Q: So there really is such a thing as mental orgasm?
A: Yes. Some disabled men and women have described peak feelings during sexual activity of various kinds, including fantasy.
This type of orgasmic experience is probably unlike the orgasm they had before their disability but they nevertheless report intense satisfaction.
This psychological phenomenon is still another example of the possibilities for pleasure people have despite the appearance of limited potential.
Q: But what about those who never had an orgasm before they were injured?
A: Reports from some men and women who never had an orgasm before they were disabled indicate they can experience a whole body orgasm and feelings of orgasmic pleasure.

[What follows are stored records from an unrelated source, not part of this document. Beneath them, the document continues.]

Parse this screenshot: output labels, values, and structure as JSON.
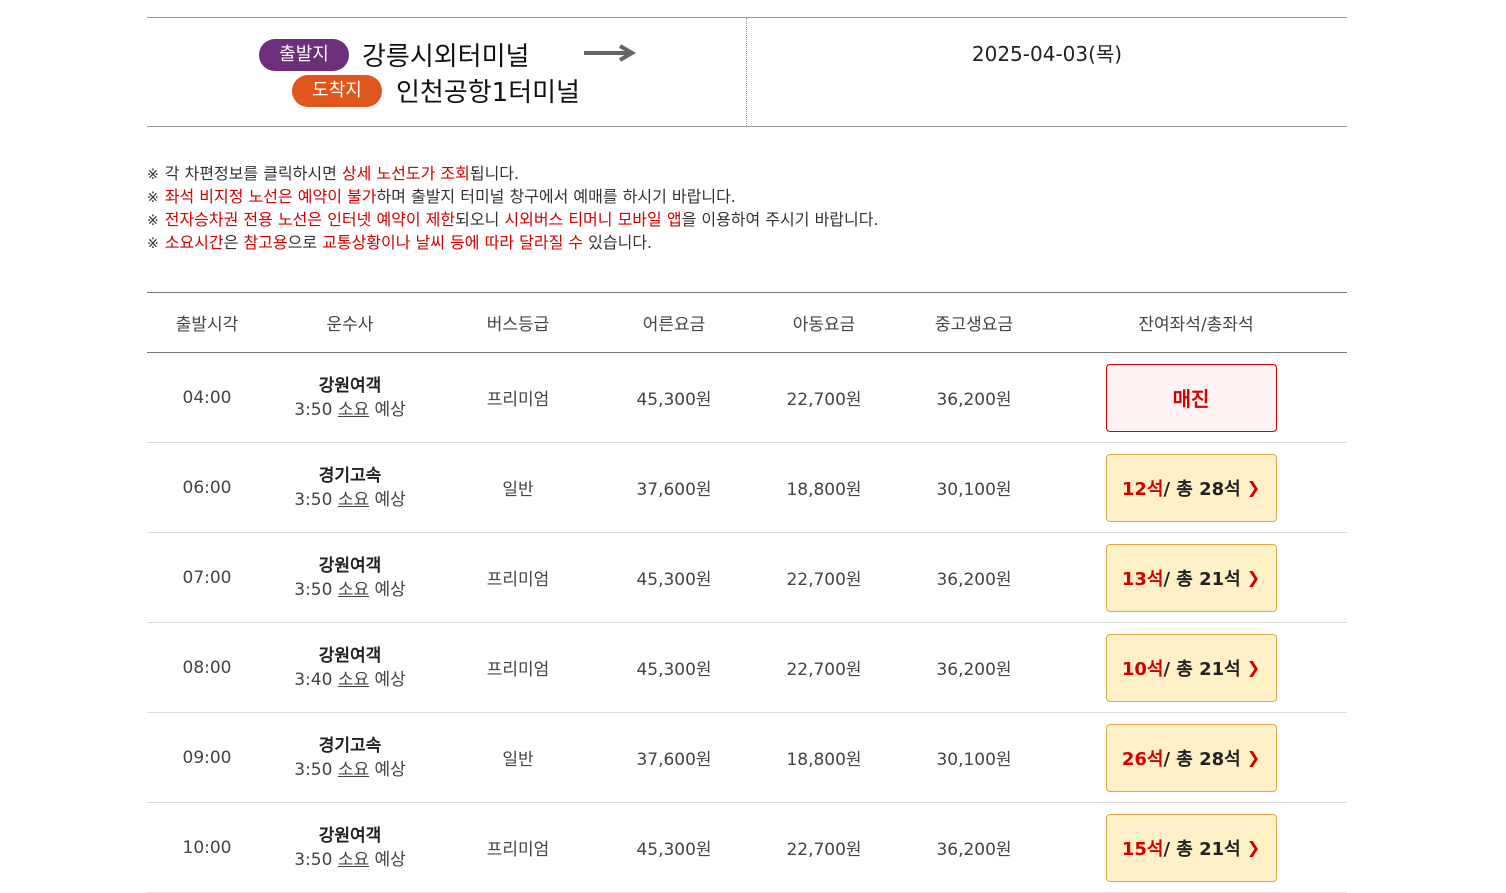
{
  "route": {
    "dep_label": "출발지",
    "dep_terminal": "강릉시외터미널",
    "arr_label": "도착지",
    "arr_terminal": "인천공항1터미널",
    "date": "2025-04-03(목)"
  },
  "notices": [
    {
      "mark": "※",
      "parts": [
        {
          "t": "각 차편정보를 클릭하시면 ",
          "red": false
        },
        {
          "t": "상세 노선도가 조회",
          "red": true
        },
        {
          "t": "됩니다.",
          "red": false
        }
      ]
    },
    {
      "mark": "※",
      "parts": [
        {
          "t": "좌석 비지정 노선은 예약이 불가",
          "red": true
        },
        {
          "t": "하며 출발지 터미널 창구에서 예매를 하시기 바랍니다.",
          "red": false
        }
      ]
    },
    {
      "mark": "※",
      "parts": [
        {
          "t": "전자승차권 전용 노선은 인터넷 예약이 제한",
          "red": true
        },
        {
          "t": "되오니 ",
          "red": false
        },
        {
          "t": "시외버스 티머니 모바일 앱",
          "red": true
        },
        {
          "t": "을 이용하여 주시기 바랍니다.",
          "red": false
        }
      ]
    },
    {
      "mark": "※",
      "parts": [
        {
          "t": "소요시간",
          "red": true
        },
        {
          "t": "은 ",
          "red": false
        },
        {
          "t": "참고용",
          "red": true
        },
        {
          "t": "으로 ",
          "red": false
        },
        {
          "t": "교통상황이나 날씨 등에 따라 달라질 수",
          "red": true
        },
        {
          "t": " 있습니다.",
          "red": false
        }
      ]
    }
  ],
  "headers": [
    "출발시각",
    "운수사",
    "버스등급",
    "어른요금",
    "아동요금",
    "중고생요금",
    "잔여좌석/총좌석"
  ],
  "rows": [
    {
      "time": "04:00",
      "company": "강원여객",
      "dur": "3:50",
      "dur_u": "소요",
      "dur_s": "예상",
      "grade": "프리미엄",
      "adult": "45,300원",
      "child": "22,700원",
      "youth": "36,200원",
      "soldout": true,
      "soldout_label": "매진"
    },
    {
      "time": "06:00",
      "company": "경기고속",
      "dur": "3:50",
      "dur_u": "소요",
      "dur_s": "예상",
      "grade": "일반",
      "adult": "37,600원",
      "child": "18,800원",
      "youth": "30,100원",
      "soldout": false,
      "remain": "12석",
      "total": "/ 총 28석"
    },
    {
      "time": "07:00",
      "company": "강원여객",
      "dur": "3:50",
      "dur_u": "소요",
      "dur_s": "예상",
      "grade": "프리미엄",
      "adult": "45,300원",
      "child": "22,700원",
      "youth": "36,200원",
      "soldout": false,
      "remain": "13석",
      "total": "/ 총 21석"
    },
    {
      "time": "08:00",
      "company": "강원여객",
      "dur": "3:40",
      "dur_u": "소요",
      "dur_s": "예상",
      "grade": "프리미엄",
      "adult": "45,300원",
      "child": "22,700원",
      "youth": "36,200원",
      "soldout": false,
      "remain": "10석",
      "total": "/ 총 21석"
    },
    {
      "time": "09:00",
      "company": "경기고속",
      "dur": "3:50",
      "dur_u": "소요",
      "dur_s": "예상",
      "grade": "일반",
      "adult": "37,600원",
      "child": "18,800원",
      "youth": "30,100원",
      "soldout": false,
      "remain": "26석",
      "total": "/ 총 28석"
    },
    {
      "time": "10:00",
      "company": "강원여객",
      "dur": "3:50",
      "dur_u": "소요",
      "dur_s": "예상",
      "grade": "프리미엄",
      "adult": "45,300원",
      "child": "22,700원",
      "youth": "36,200원",
      "soldout": false,
      "remain": "15석",
      "total": "/ 총 21석"
    }
  ],
  "icons": {
    "arrow": "arrow-right-icon",
    "chevron": "chevron-right-icon"
  }
}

Q: Is it true that some disabled men use a penis implant for intercourse?
A: Yes. If a man can never get an erection or cannot get one when he wants, a penis stiffener or dildo can be used.
One type of penis stiffener requires surgery in which a medically safe substance is inserted, making the penis firm enough for intercourse. People who request this kind of implant are usually evaluated psychologically as well as physically before the surgery.
Another type of stiffener is a hollow, penis like form into which the disabled man slips his penis. It has a waist belt which holds it in place during intercourse. Sometimes a plastic penis called a dildo is inserted into the woman's vagina to provide her with the sensation of a penis.
Q: Can a person with a colostomy still have sexual intercourse?
A: Yes. Men and women with colostomies or urostomies have intercourse. The size and location of the collection point will determine the best position for each couple.
Movements during intercourse usually do not adversely affect the attachment. People with ostomies naturally pay special attention to cleanliness and emptying the collection pouch when preparing to make love, but otherwise they can continue normally once the couple has understood and accepted the ostomy.